Board chair
We clarify the role, responsibilities, working methods and significance of the chair for corporate governance
Explained – board chair duties in practice
The board chair is the member tasked with leading the board’s work and ensuring the board operates effectively. The role is regulated by the Companies Act (2005:551) and includes a specific responsibility to convene board meetings, chair board meetings, set an appropriate board meeting agenda, lead deliberations and ensure that decisions are recorded correctly in the board minutes in line with the board meeting protocol. The chair should create the conditions for constructive board collaboration and coordinate the members’ contributions. In some cases it is prudent to consult a business lawyer to ensure the board’s resolutions are legally robust.
When does the board chair role become relevant?
The question of appointing a board chair arises in all limited companies that have a board of directors, as the board is required by law to appoint a chair. The board chair role is particularly central in larger companies, public companies or when the company faces changes that demand strong board leadership, for example a listing, capital raising or major reorganisations. The chair then acts as a steady point of contact between the board, the CEO (Managing Director) and the general meeting (AGM).

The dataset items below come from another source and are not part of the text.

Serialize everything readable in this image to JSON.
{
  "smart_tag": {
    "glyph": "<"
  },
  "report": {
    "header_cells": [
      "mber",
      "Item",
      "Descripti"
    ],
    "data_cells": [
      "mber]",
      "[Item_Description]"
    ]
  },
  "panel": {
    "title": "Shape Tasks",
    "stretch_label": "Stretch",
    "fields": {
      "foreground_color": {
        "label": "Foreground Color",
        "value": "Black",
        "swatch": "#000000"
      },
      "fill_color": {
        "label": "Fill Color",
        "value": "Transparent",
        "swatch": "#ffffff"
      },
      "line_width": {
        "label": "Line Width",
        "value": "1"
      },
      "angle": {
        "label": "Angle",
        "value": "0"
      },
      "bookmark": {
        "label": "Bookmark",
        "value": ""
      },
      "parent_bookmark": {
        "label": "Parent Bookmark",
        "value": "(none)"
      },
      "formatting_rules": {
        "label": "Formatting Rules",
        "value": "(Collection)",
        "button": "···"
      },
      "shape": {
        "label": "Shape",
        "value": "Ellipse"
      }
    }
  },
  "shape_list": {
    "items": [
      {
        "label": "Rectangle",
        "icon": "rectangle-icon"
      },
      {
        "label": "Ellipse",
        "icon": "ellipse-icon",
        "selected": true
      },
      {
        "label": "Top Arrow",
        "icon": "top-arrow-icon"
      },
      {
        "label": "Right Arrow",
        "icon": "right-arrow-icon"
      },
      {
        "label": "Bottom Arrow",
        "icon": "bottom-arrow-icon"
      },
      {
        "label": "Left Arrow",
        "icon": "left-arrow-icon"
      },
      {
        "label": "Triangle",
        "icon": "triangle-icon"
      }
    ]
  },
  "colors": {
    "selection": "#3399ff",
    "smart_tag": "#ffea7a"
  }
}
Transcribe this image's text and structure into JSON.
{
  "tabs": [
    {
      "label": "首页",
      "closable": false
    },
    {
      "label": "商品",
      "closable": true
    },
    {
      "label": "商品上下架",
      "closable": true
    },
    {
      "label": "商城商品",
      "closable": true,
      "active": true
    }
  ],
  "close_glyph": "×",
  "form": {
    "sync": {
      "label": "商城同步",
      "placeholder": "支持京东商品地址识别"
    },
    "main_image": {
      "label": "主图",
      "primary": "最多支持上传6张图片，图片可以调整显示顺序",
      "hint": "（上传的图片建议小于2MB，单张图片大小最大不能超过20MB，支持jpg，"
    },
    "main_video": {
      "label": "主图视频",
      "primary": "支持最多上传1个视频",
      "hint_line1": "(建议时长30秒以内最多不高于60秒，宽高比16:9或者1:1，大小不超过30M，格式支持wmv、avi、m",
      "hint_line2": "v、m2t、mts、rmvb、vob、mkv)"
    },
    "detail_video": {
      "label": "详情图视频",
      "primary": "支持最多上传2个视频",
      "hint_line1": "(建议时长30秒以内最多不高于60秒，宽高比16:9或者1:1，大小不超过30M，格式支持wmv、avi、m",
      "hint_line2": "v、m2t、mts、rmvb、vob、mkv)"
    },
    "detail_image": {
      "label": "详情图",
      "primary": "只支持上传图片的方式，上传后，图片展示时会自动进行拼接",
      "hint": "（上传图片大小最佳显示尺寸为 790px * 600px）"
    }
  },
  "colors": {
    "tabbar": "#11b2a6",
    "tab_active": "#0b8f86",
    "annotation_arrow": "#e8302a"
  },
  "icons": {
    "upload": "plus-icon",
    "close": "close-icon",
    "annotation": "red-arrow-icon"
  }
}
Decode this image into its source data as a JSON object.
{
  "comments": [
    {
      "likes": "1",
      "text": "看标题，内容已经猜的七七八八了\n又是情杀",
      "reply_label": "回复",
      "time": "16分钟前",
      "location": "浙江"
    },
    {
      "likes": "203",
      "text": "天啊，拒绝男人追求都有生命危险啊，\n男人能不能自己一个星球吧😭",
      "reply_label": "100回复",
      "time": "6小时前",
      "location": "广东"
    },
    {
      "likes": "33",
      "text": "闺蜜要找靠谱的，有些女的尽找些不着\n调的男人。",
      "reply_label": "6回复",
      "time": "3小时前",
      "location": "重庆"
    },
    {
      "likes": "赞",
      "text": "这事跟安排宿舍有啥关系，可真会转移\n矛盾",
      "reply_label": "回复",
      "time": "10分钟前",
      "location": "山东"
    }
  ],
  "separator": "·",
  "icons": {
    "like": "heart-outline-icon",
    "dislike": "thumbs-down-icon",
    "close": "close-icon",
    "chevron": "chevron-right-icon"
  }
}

Key considerations – board chair duties
There are several important aspects a board chair must manage to discharge the role correctly and effectively.
- The board chair is responsible for issuing notices to convene board meetings and to chair board meetings.
- The chair must ensure all members receive relevant information in advance to support a sound board decision making process and an effective board meeting agenda.
- Decisions taken must be documented and minuted correctly in the board minutes in accordance with the board meeting protocol.
- The chair should promote a clear allocation of work within the board and foster board collaboration.
- The role carries a specific responsibility to ensure the board complies with the Companies Act and the articles of association.
- The chair often serves as the board’s primary contact point vis-à-vis the CEO and external stakeholders, facilitating effective board communication.
- It is important to strike the right balance between leading and enabling all members to contribute, thereby supporting overall board effectiveness.
A well-functioning board chair brings structure and clarity to corporate governance, which is critical to the company’s long-term success.
Why the board chair matters
The board chair is essential to ensure the board’s work is effective and legally sound. By leading meetings, creating structure and coordinating efforts, the chair enables the board to perform at its best. Clear board chair responsibilities strengthen the board’s ability to pass well-founded board resolutions that support the company’s long-term development.
The chair also plays a vital part in the relationship with the CEO, as communication between board and management often flows via the chair. This makes the role central to maintaining clear lines of accountability and effective governance.
More broadly, an engaged chair helps the company be perceived as professional and well governed. Strong board leadership builds confidence among investors, employees and other stakeholders and can contribute to long-term stability.
Frequently asked questions on the board chair
It means leading the board’s work, ensuring the board meeting agenda is appropriate, convening meetings, chairing deliberations and ensuring decisions are implemented and documented properly (including accurate minutes of board meeting).
A board chair must be appointed if the board has two or more members. If the company has only one board member (a sole-director board), no chair is required. The requirement therefore does not apply to all companies, only where the board comprises several individuals.
The board chair responsibilities include organising and leading the board’s work. This includes, among other things:
- Convene board meetings.
- Chair board meetings and ensure decisions are recorded properly.
- Promote effective cooperation between members and support disciplined board communication.
A board member participates in decision-making, while the board chair leads the process and provides structure for the board decision making process. The chair has a specific duty to ensure the board functions effectively.
A board chair may be appointed either by the general meeting (AGM) or by the board itself, depending on what has been decided. The general meeting always retains the right to determine who will be chair. If no decision is taken by the meeting, the board elects a chair from among its members. Removal is carried out by the body that appointed the chair. It is often wise to have a business lawyer review the process to ensure it is conducted correctly.
A board chair brings order and efficiency to the board’s work, which is critical to making the right decisions. The role is central to ensuring that:
- The board can work efficiently and lawfully.
- The CEO receives clear direction and support.
- The general meeting can trust that the board is functioning as it should.
- External stakeholders perceive the company as credible and well governed.
- Confidence in the company’s long-term governance is strengthened.